Più giorni passano dalle ultime elezioni amministrative e più appare evidente che Matteo Salvini è un leader dimezzato. Indebolito dall’esito del voto, ma, soprattutto, da una lunga serie di errori, iniziata con il proclama del Papeete.
L’ultimo, in ordine di tempo, è arrivato all’immediata vigilia delle regionali, quando si è avventurato in una previsione a dir poco azzardata: la vittoria per 7 a zero sul centrosinistra. Ma, come sempre accade quando un leader si lascia prendere la mano dall’arroganza, ne è uscito con le ossa rotte. Peggio di quanto il mediocre risultato del voto potesse far immaginare.
La verità è che il leader della Lega, dalla liquidazione del governo gialloverde ad oggi, non ne ha imbroccata una. Né in Italia, né in Europa, dove è stato isolato perfino dal blocco sovranistra ed è riuscito a chiudere qualsiasi rapporto con la Commissione votando contro Ursula Von der Leyen, eletta presidente grazie ai voti del numero uno dei sovranisti europei: l’ungherese Orban. Poi sono saltati fuori i rapporti con Putin e adesso l’incredibile appoggio al dittatore bielorusso Lukashenko.
Ma “il capitano”, a parte alcuni mal di pancia manifestati da qualche dirigente leghista di vecchio corso e di grande peso, come Giorgetti, fino a ieri restava intoccabile. Il 34 per cento conquistato alle elezioni europee non lasciava spazio a una resa dei conti interna. Poi i sondaggi hanno preso a registrare un calo costante dei consensi elettorali: due, tre, quattro, dieci punti. E la magistratura si è scatenata accelerando le indagini sui fondi spariti, con arresti e verbali finiti puntualmente in prima pagina alla vigilia delle regionali, che poi avrebbero messo sotto gli occhi di tutti l’indebolimento del segretario leghista.
Mancata la conquista della Toscana, storica roccaforte rossa, è mancata soprattutto la riconquista della Puglia. Solo le Marche sono state strappate al Pd, ma con un candidato di Fratelli d’Italia.
Senonché Salvini, invece di starsene zitto, ha attaccato i suoi alleati di centrodestra sostenendo che avevano imposto candidati sbagliati.

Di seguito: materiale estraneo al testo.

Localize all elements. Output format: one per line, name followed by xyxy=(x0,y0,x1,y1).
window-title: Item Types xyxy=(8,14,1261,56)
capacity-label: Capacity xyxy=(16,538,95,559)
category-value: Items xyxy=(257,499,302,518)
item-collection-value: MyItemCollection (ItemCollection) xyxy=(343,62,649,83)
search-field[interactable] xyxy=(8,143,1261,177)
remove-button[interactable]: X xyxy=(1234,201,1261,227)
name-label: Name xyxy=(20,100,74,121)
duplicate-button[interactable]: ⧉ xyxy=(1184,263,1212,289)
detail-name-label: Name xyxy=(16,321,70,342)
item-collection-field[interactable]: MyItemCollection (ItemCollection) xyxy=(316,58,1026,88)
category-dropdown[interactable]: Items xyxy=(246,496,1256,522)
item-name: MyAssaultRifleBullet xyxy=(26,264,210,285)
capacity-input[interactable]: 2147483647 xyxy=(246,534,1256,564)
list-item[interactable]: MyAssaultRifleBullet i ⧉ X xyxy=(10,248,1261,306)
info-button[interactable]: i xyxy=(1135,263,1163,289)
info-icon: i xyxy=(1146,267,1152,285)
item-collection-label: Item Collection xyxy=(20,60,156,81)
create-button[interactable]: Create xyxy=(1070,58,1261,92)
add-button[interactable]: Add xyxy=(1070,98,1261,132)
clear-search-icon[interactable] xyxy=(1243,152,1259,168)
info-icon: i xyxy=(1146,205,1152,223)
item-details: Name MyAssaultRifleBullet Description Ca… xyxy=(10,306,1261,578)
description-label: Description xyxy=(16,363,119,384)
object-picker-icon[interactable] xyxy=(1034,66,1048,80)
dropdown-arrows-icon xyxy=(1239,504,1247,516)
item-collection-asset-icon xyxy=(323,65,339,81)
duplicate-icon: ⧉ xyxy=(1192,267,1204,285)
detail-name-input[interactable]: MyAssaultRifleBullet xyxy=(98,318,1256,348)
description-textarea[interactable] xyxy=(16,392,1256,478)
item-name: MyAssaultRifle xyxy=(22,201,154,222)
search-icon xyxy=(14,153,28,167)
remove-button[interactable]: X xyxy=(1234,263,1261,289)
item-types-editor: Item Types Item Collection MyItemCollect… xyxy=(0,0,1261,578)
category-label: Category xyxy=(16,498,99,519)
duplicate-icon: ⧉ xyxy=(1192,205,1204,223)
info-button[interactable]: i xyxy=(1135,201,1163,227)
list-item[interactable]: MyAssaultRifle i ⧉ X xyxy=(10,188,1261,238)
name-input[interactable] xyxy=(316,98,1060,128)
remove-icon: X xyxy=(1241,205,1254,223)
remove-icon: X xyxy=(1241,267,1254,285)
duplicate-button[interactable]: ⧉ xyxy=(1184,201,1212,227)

E così si è preso una durissima replica dall’ex governatore pugliese Raffaele Fitto, il candidato “sbagliato” sconfitto nettamente da Emiliano: «Mi massacri, ma in un anno, nella mia regione, hai perso 16 punti». Fitto ci ha anche tenuto a far sapere che prima di pubblicare il suo post ha avvisato Giorgia Meloni e che la leader di Fratelli d’Italia non lo ha fermato.
E così è arrivata, inevitabile, anche la resa dei conti dentro la Lega. Con la prossima riforma organizzativa e la nascita di una segreteria, un organismo «ristretto che affiancherà» Salvini nelle decisioni più importanti e nella «definizione dell’indirizzo politico». In altre parole, un commissariamento, di fronte al quale l’interessato ha commentato alla sua maniera: «Più delego più sono contento…». Parole. La realtà è che sulla sua leadership si allunga sempre di più l’ombra di Zaia. Anche se, con il suo stile democristiano, esattamente l’opposto di quello del “capitano”, il governatore del Veneto minimizza e assicura di non essere interessato alla guida della Lega.